In Budapest traf er einen anderen Mann, der ihn schließlich zum Kastenwagen führte und zu einem Waldstück dirigierte. "Das war offenbar eine Falle", sagt der Angeklagte, denn erst dort habe er erkannt, dass er Flüchtlinge nach Regensburg transportieren sollte.

Dass es so viele seien, habe er nicht gewusst: "Ich habe gedacht, es sind neun bis zehn." Bei seiner Vernehmung durch die Polizei hatte er noch anders ausgesagt: Er habe in den Rückspiegel geschaut und gesehen, dass "sehr viele Leute" einstiegen.

Nun behauptet er, er habe nur erkannt, dass es Menschen sind. "Sie haben ja schon eine gewisse Lebenserfahrung. Und da merkt man schon, wie sehr sich das Auto absenkt und wie lange es dauert, bis alle eingestiegen sind", glaubt ihm der Vorsitzende nicht.

300 Euro Lohn, 200 Euro Fahrtkosten

300 Euro Lohn und 200 Euro Fahrtkosten habe er verlangt und bekommen. "Da haben Sie sich eh schnell angepasst, wenn Sie vorher nicht wussten, dass es um Schlepperei geht", hält ihm Neumar vor. "Ich hatte keine Wahl, ich hatte ja keinen Groschen, und meine Frau ist krank", redet sich der Angeklagte heraus.

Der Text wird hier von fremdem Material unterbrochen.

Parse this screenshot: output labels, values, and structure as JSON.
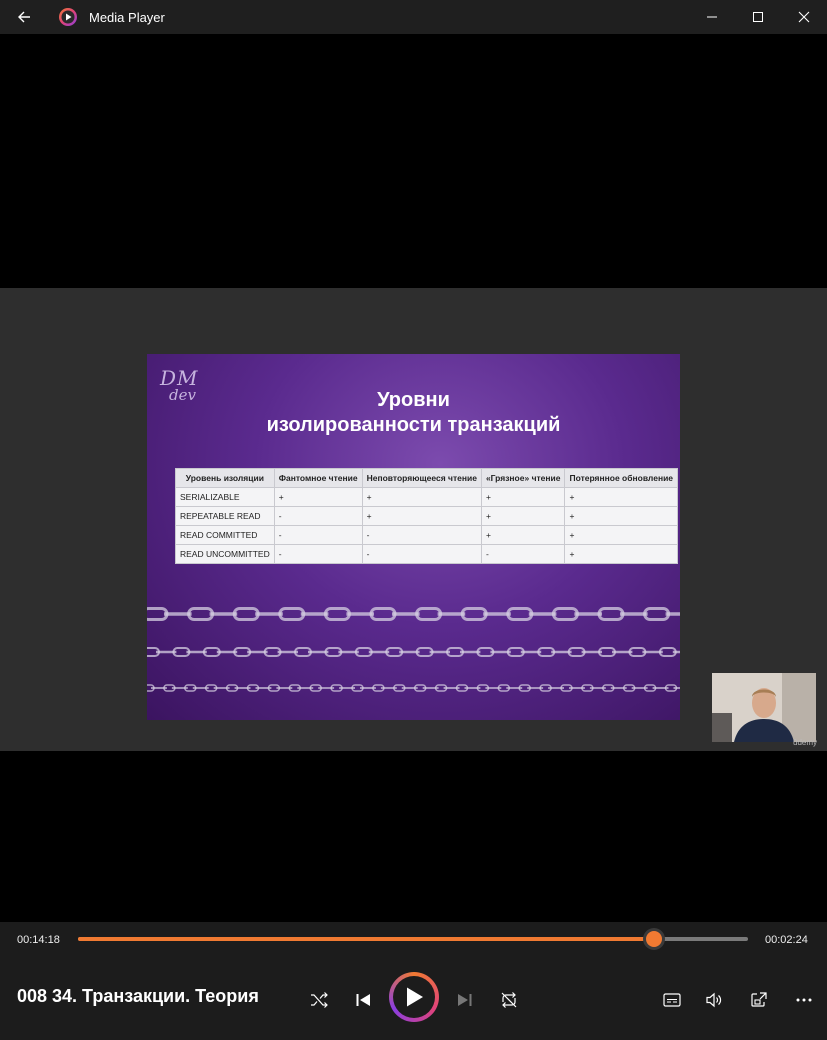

Nach einer halben Stunde klopfte es laut gegen die Kabinenwand, der Angeklagte hielt auf dem Pannenstreifen. Seine Beifahrer seien ausgestiegen und hätten nachgeschaut und dann eine bewusstlose Frau aus dem Inneren gehoben.

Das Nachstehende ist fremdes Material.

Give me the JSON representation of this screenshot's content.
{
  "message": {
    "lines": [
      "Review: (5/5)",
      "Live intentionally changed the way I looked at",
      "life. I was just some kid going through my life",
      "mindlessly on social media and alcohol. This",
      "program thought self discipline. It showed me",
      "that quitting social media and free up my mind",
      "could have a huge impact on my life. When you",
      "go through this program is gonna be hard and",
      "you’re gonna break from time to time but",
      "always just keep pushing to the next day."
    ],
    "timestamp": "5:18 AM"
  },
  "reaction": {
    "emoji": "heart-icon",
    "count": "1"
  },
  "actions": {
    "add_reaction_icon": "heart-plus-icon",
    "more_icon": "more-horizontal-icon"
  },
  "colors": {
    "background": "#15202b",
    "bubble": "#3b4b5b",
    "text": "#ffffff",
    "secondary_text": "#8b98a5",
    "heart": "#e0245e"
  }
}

"Sie haben es nicht für wert empfunden, Ihren Allerwertesten zu heben und selbst nachzusehen?", fragt Neumar mit kaum unterdrücktem Zorn. "Ich hatte Angst", hört er. "Kennen Sie die Statuen von den drei Affen? Die nichts hören, nichts sehen und nichts sagen?", kann sich der Vorsitzende nicht verkneifen. Kennt der Angeklagte nicht.

Er habe dann einem Beifahrer Mund-zu-Mund-Beatmung aufgetragen, die Frau kam wieder zu sich. Dass auch ein junger Mann wegen Sauerstoffmangels ohnmächtig geworden ist, will er nicht bemerkt haben. Ebenso wenig, dass die Flüchtlinge in ihrer Verzweiflung schon die Dichtungen herausgerissen hatten, um Luft zu bekommen.

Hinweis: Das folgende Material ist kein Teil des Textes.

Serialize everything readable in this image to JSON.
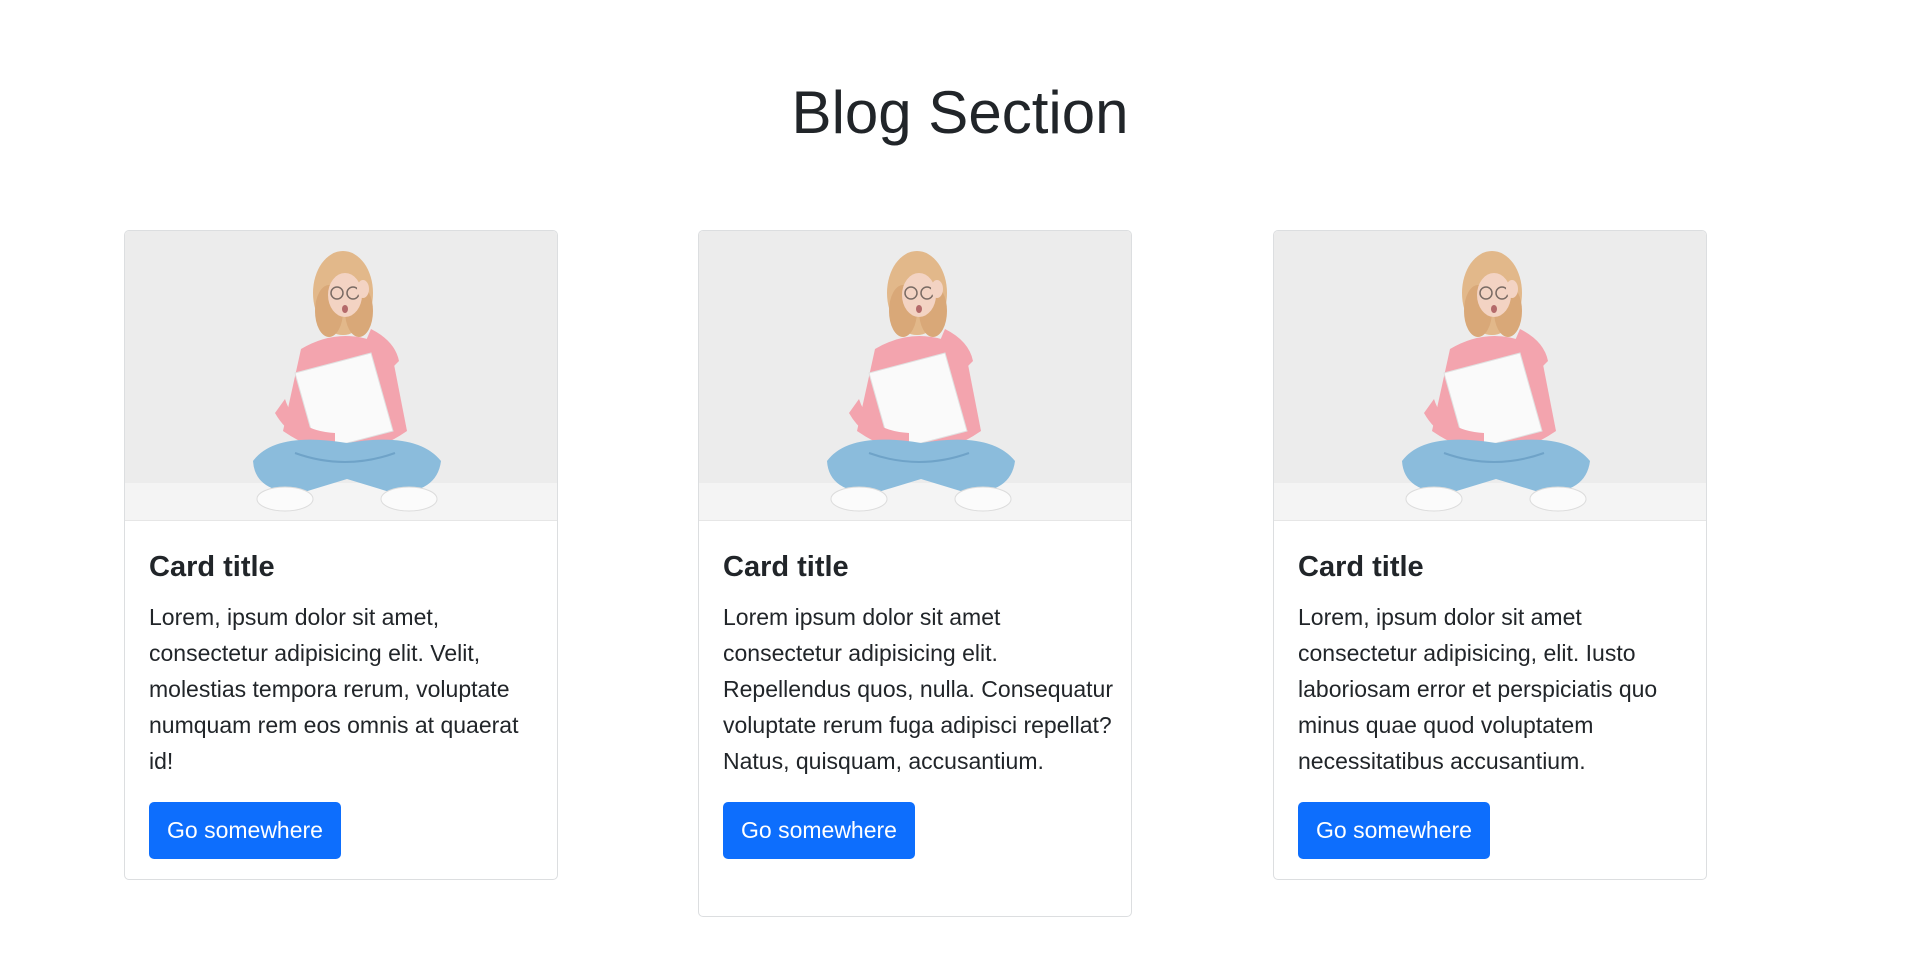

Zwölf Flaschen Wasser für 54 Menschen

Zugute hält er sich, anschließend an einer Raststätte gehalten zu haben, wo zwölf Flaschen Wasser gekauft wurden. "Und dann haben wir die Tür zugemacht und sind munter weitergefahren?", ist Neumar fassungslos. "Das war nicht ich, das war einer der Begleiter." Erst in Österreich wurden sie gestoppt.

"Machen Sie für 500 Euro eigentlich alles, was man Ihnen anschafft?", bohrt der Vorsitzende nach. "Nein." – "Haben Sie gestern ferngesehen?" – "Ja." – "Wissen Sie, was passiert ist?" – "Ich habe mitbekommen, dass es einen Unfall oder Mord an Flüchtlingen gegeben hat." – "Bei Ihnen war es nur Zufall oder Glück, dass es keine Toten gab." – "Ich danke Gott dafür."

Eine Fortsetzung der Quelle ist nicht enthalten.